I realize that only people over about 60 will get “I’m bugged, but I try to keep this blog rated PG, so I didn’t title it “The I’m Pissed Edition,” which may more accurately describe my current state of mind. I’ve been in a constant state of “bugged” for the past few weeks and I’m not sure I know why. Or maybe I do, but I’m not willing to own it. It’s this, I think, I’m tired of having to do everything online. Literally, everything. My job, my writing, my communication with others, church, school with Grandboy, visiting with sister and Moe and Liz and my other friends–everything is online. Please don’t think I’m not grateful for the internet and how it has made life in a pandemic bearable, I am, I truly am. I’m grateful for how easily I can do my editing gigs without having to deal with hard copies and UPS-ing stuff back and forth with publishers. It’s wondrous and I’m delighted. However, I am not delighted with the darker element of the internet–the one that clogs my blog with stupid spam comments and allows bots to troll my Instagram and Facebook posts. I cleared out 46 spam comments from my last post–a perfectly innocent post about a new release from a fellow author–spammed by creeps posting click bait. Ugh!

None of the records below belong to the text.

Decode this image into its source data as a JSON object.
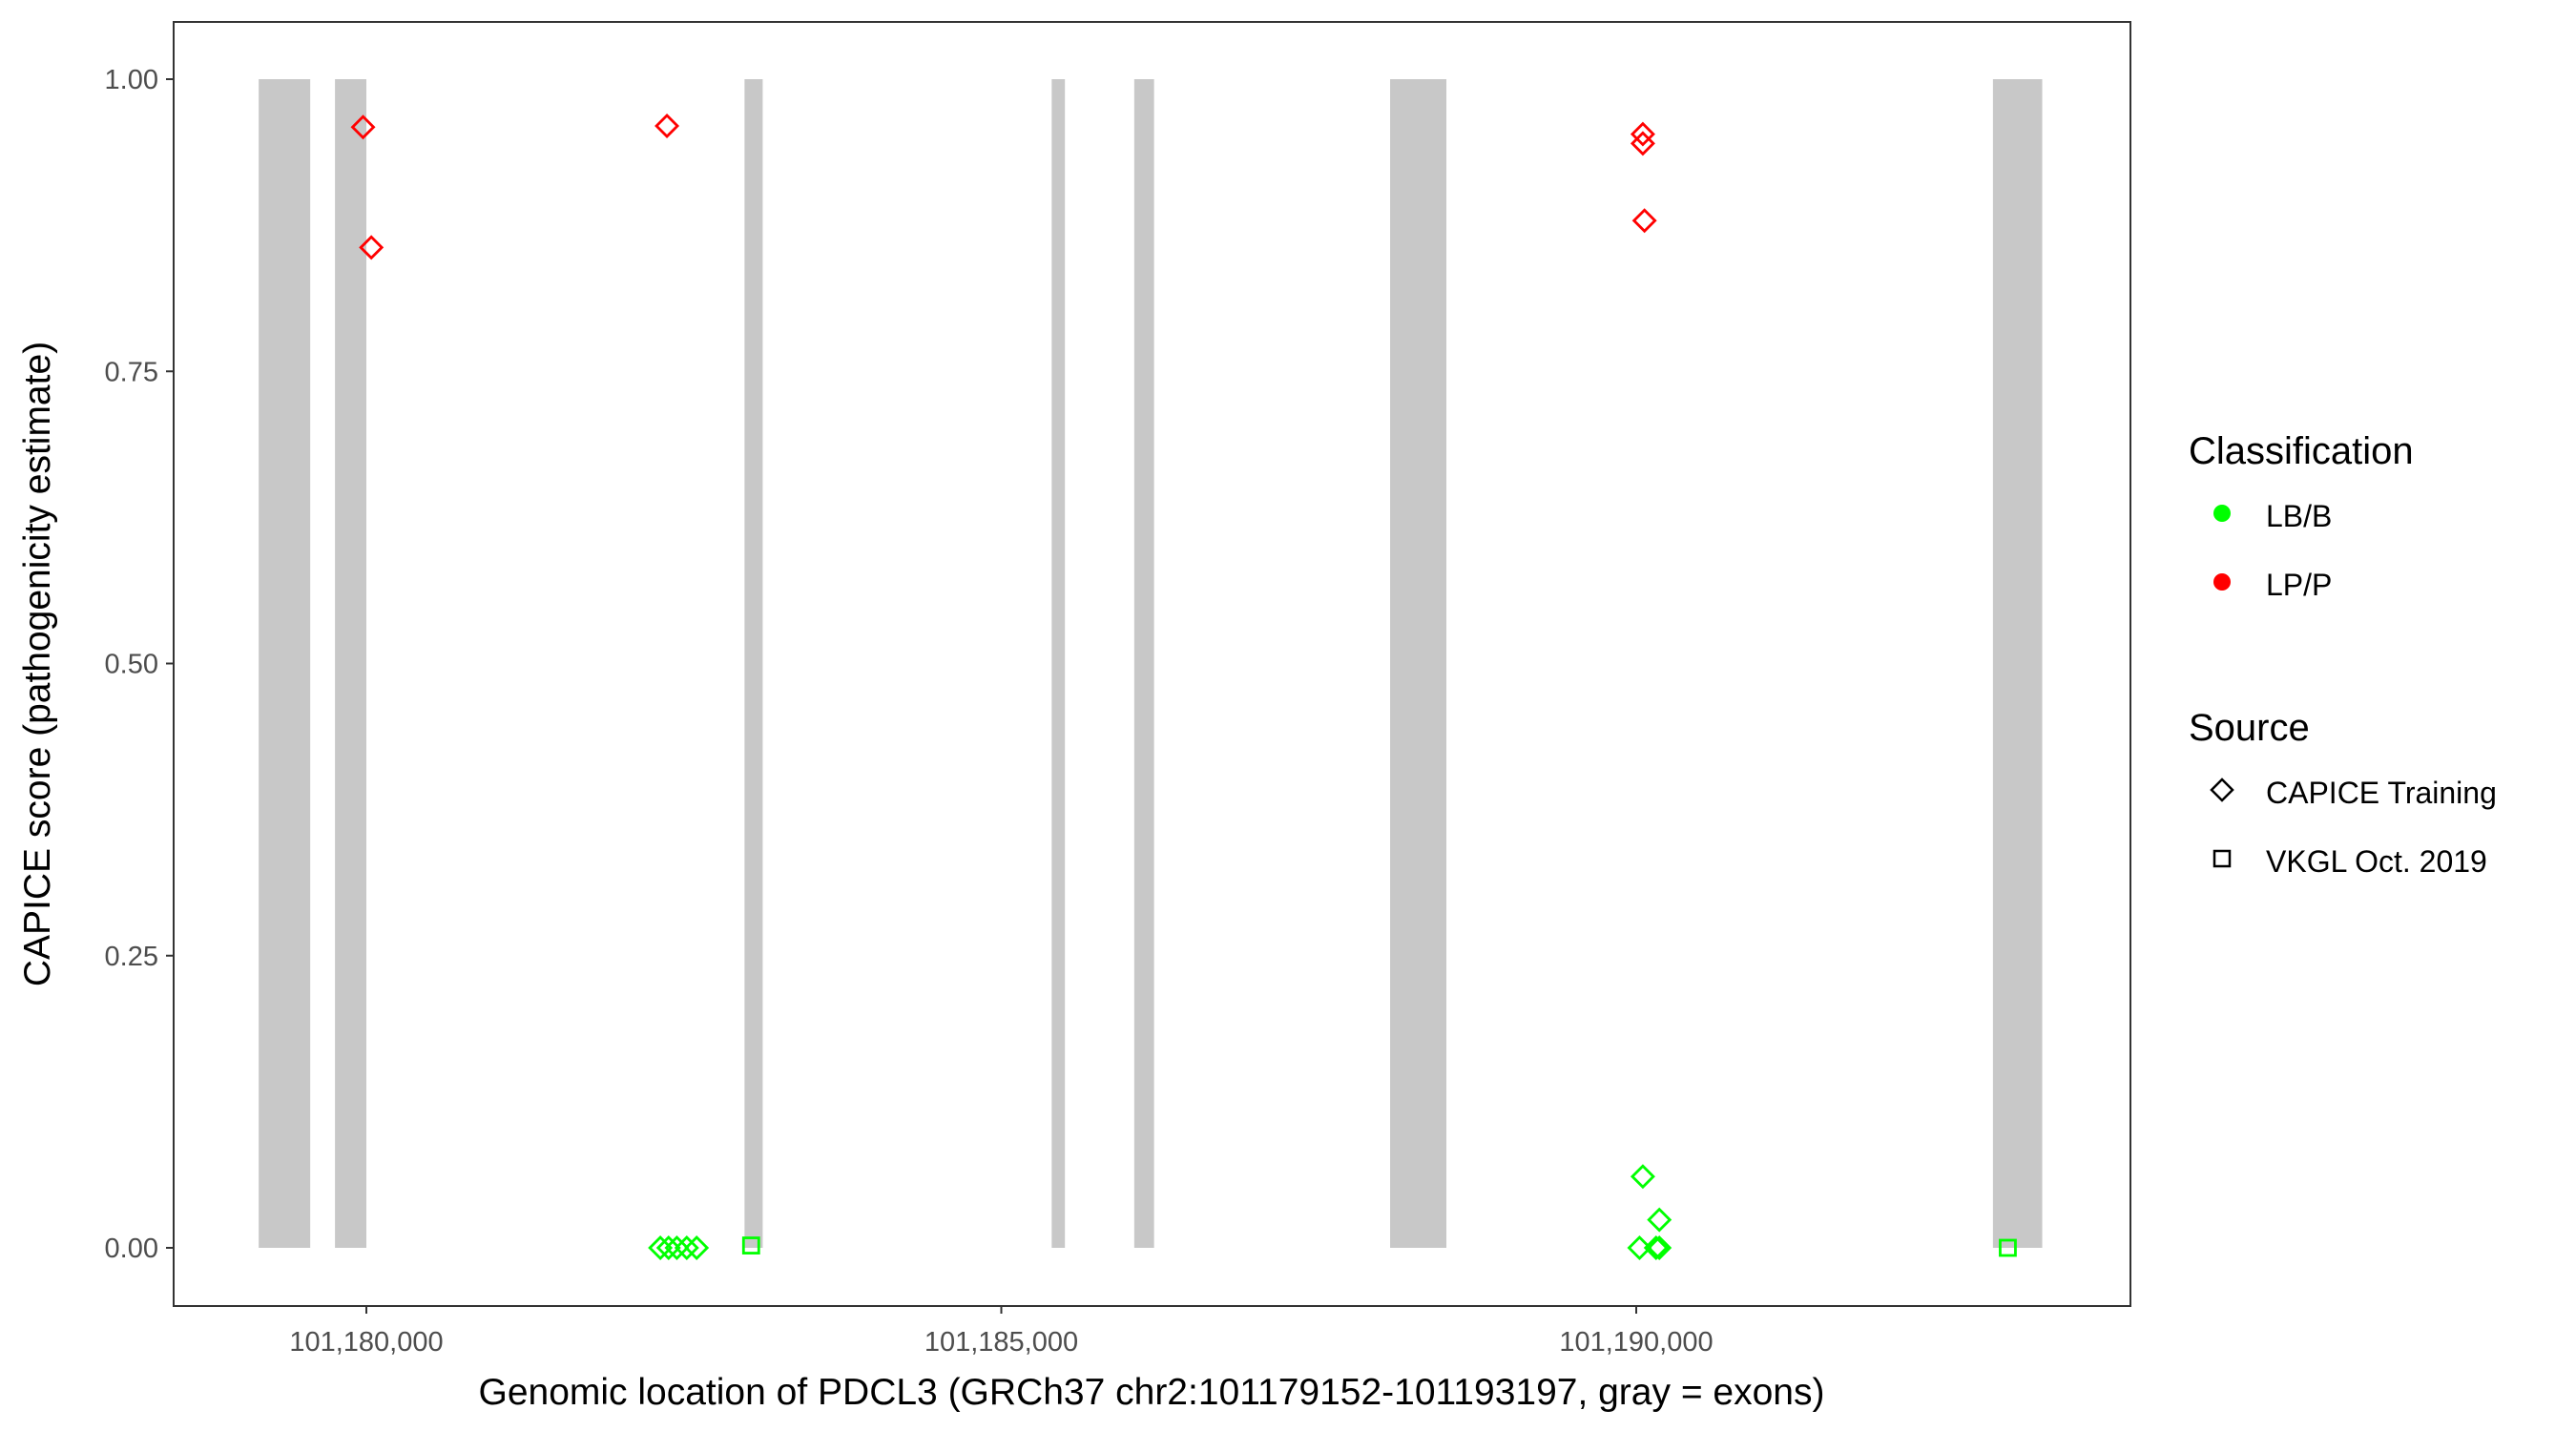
{
  "chart_data": {
    "type": "scatter",
    "xlabel": "Genomic location of PDCL3 (GRCh37 chr2:101179152-101193197, gray = exons)",
    "ylabel": "CAPICE score (pathogenicity estimate)",
    "xlim": [
      101178650,
      101193900
    ],
    "ylim": [
      -0.045,
      1.045
    ],
    "x_ticks": [
      101180000,
      101185000,
      101190000
    ],
    "x_tick_labels": [
      "101,180,000",
      "101,185,000",
      "101,190,000"
    ],
    "y_ticks": [
      0,
      0.25,
      0.5,
      0.75,
      1.0
    ],
    "y_tick_labels": [
      "0.00",
      "0.25",
      "0.50",
      "0.75",
      "1.00"
    ],
    "grid": false,
    "exons": [
      [
        101179152,
        101179558
      ],
      [
        101179753,
        101180000
      ],
      [
        101182978,
        101183121
      ],
      [
        101185397,
        101185501
      ],
      [
        101186047,
        101186203
      ],
      [
        101188062,
        101188505
      ],
      [
        101192809,
        101193197
      ]
    ],
    "exon_color": "#c8c8c8",
    "legend_placement": "right",
    "legends": {
      "classification": {
        "title": "Classification",
        "items": [
          {
            "label": "LB/B",
            "color": "#00ff00"
          },
          {
            "label": "LP/P",
            "color": "#ff0000"
          }
        ]
      },
      "source": {
        "title": "Source",
        "items": [
          {
            "label": "CAPICE Training",
            "shape": "diamond"
          },
          {
            "label": "VKGL Oct. 2019",
            "shape": "square"
          }
        ]
      }
    },
    "points": [
      {
        "x": 101179974,
        "y": 0.959,
        "class": "LP/P",
        "source": "CAPICE Training"
      },
      {
        "x": 101180039,
        "y": 0.856,
        "class": "LP/P",
        "source": "CAPICE Training"
      },
      {
        "x": 101182367,
        "y": 0.96,
        "class": "LP/P",
        "source": "CAPICE Training"
      },
      {
        "x": 101190052,
        "y": 0.953,
        "class": "LP/P",
        "source": "CAPICE Training"
      },
      {
        "x": 101190052,
        "y": 0.945,
        "class": "LP/P",
        "source": "CAPICE Training"
      },
      {
        "x": 101190065,
        "y": 0.879,
        "class": "LP/P",
        "source": "CAPICE Training"
      },
      {
        "x": 101182315,
        "y": 0.0,
        "class": "LB/B",
        "source": "CAPICE Training"
      },
      {
        "x": 101182380,
        "y": 0.0,
        "class": "LB/B",
        "source": "CAPICE Training"
      },
      {
        "x": 101182445,
        "y": 0.0,
        "class": "LB/B",
        "source": "CAPICE Training"
      },
      {
        "x": 101182523,
        "y": 0.0,
        "class": "LB/B",
        "source": "CAPICE Training"
      },
      {
        "x": 101182601,
        "y": 0.0,
        "class": "LB/B",
        "source": "CAPICE Training"
      },
      {
        "x": 101183030,
        "y": 0.002,
        "class": "LB/B",
        "source": "VKGL Oct. 2019"
      },
      {
        "x": 101190052,
        "y": 0.061,
        "class": "LB/B",
        "source": "CAPICE Training"
      },
      {
        "x": 101190182,
        "y": 0.024,
        "class": "LB/B",
        "source": "CAPICE Training"
      },
      {
        "x": 101190026,
        "y": 0.0,
        "class": "LB/B",
        "source": "CAPICE Training"
      },
      {
        "x": 101190156,
        "y": 0.0,
        "class": "LB/B",
        "source": "CAPICE Training"
      },
      {
        "x": 101190182,
        "y": 0.0,
        "class": "LB/B",
        "source": "CAPICE Training"
      },
      {
        "x": 101192926,
        "y": 0.0,
        "class": "LB/B",
        "source": "VKGL Oct. 2019"
      }
    ]
  }
}
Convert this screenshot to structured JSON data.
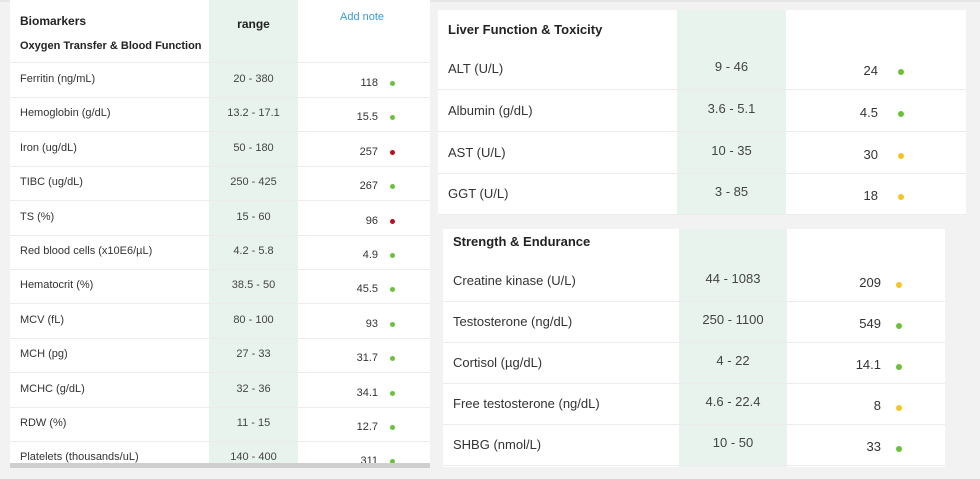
{
  "colors": {
    "green": "#6bc13a",
    "red": "#b5121b",
    "yellow": "#f3c623",
    "link": "#3a9ad9",
    "ref_bg": "#e8f3ee"
  },
  "left_table": {
    "header_title": "Biomarkers",
    "header_range": "range",
    "add_note": "Add note",
    "section": "Oxygen Transfer & Blood Function",
    "rows": [
      {
        "name": "Ferritin (ng/mL)",
        "range": "20 - 380",
        "value": "118",
        "status": "green"
      },
      {
        "name": "Hemoglobin (g/dL)",
        "range": "13.2 - 17.1",
        "value": "15.5",
        "status": "green"
      },
      {
        "name": "Iron (ug/dL)",
        "range": "50 - 180",
        "value": "257",
        "status": "red"
      },
      {
        "name": "TIBC (ug/dL)",
        "range": "250 - 425",
        "value": "267",
        "status": "green"
      },
      {
        "name": "TS (%)",
        "range": "15 - 60",
        "value": "96",
        "status": "red"
      },
      {
        "name": "Red blood cells (x10E6/µL)",
        "range": "4.2 - 5.8",
        "value": "4.9",
        "status": "green"
      },
      {
        "name": "Hematocrit (%)",
        "range": "38.5 - 50",
        "value": "45.5",
        "status": "green"
      },
      {
        "name": "MCV (fL)",
        "range": "80 - 100",
        "value": "93",
        "status": "green"
      },
      {
        "name": "MCH (pg)",
        "range": "27 - 33",
        "value": "31.7",
        "status": "green"
      },
      {
        "name": "MCHC (g/dL)",
        "range": "32 - 36",
        "value": "34.1",
        "status": "green"
      },
      {
        "name": "RDW (%)",
        "range": "11 - 15",
        "value": "12.7",
        "status": "green"
      },
      {
        "name": "Platelets (thousands/uL)",
        "range": "140 - 400",
        "value": "311",
        "status": "green"
      }
    ]
  },
  "liver": {
    "title": "Liver Function & Toxicity",
    "rows": [
      {
        "name": "ALT (U/L)",
        "range": "9 - 46",
        "value": "24",
        "status": "green"
      },
      {
        "name": "Albumin (g/dL)",
        "range": "3.6 - 5.1",
        "value": "4.5",
        "status": "green"
      },
      {
        "name": "AST (U/L)",
        "range": "10 - 35",
        "value": "30",
        "status": "yellow"
      },
      {
        "name": "GGT (U/L)",
        "range": "3 - 85",
        "value": "18",
        "status": "yellow"
      }
    ]
  },
  "strength": {
    "title": "Strength & Endurance",
    "rows": [
      {
        "name": "Creatine kinase (U/L)",
        "range": "44 - 1083",
        "value": "209",
        "status": "yellow"
      },
      {
        "name": "Testosterone (ng/dL)",
        "range": "250 - 1100",
        "value": "549",
        "status": "green"
      },
      {
        "name": "Cortisol (µg/dL)",
        "range": "4 - 22",
        "value": "14.1",
        "status": "green"
      },
      {
        "name": "Free testosterone (ng/dL)",
        "range": "4.6 - 22.4",
        "value": "8",
        "status": "yellow"
      },
      {
        "name": "SHBG (nmol/L)",
        "range": "10 - 50",
        "value": "33",
        "status": "green"
      }
    ]
  }
}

Blogs are hard enough–writing them, keeping them fresh, hoping someone will come along and read what you’ve spent time writing. My website is my place and I really resent the jerks who think they can spread their poisonous crap all over it. I do moderate, so I’m the only one who sees the trash, but you know what? I’m done. I tried not allowing comments before and it gets lonely, because who knows if anyone reads what I post here, but I’ve decided to close comments permanently. I’m happy to post each Sunday, keep whatever reader base I may have informed of what’s happening, and promote the heck out of my fellow authors’ work, but I’m done with allowing comments. It’s too demoralizing.
Crabby rant over. It’s been a pretty good week. I got work done, I got writing done, and I’m figuring out where my characters are headed, so all in all, things are mostly good. Liz and I are teaching a virtual workshop on Writing Contemporary Romance for the Indiana Writers Center tomorrow. It’s not too late to sign up if you want to join us. It’ll be casual and fun and hopefully, informative if you’re considering writing a romance.
Stay well, stay safe, and most of all, mes amies, stay grateful!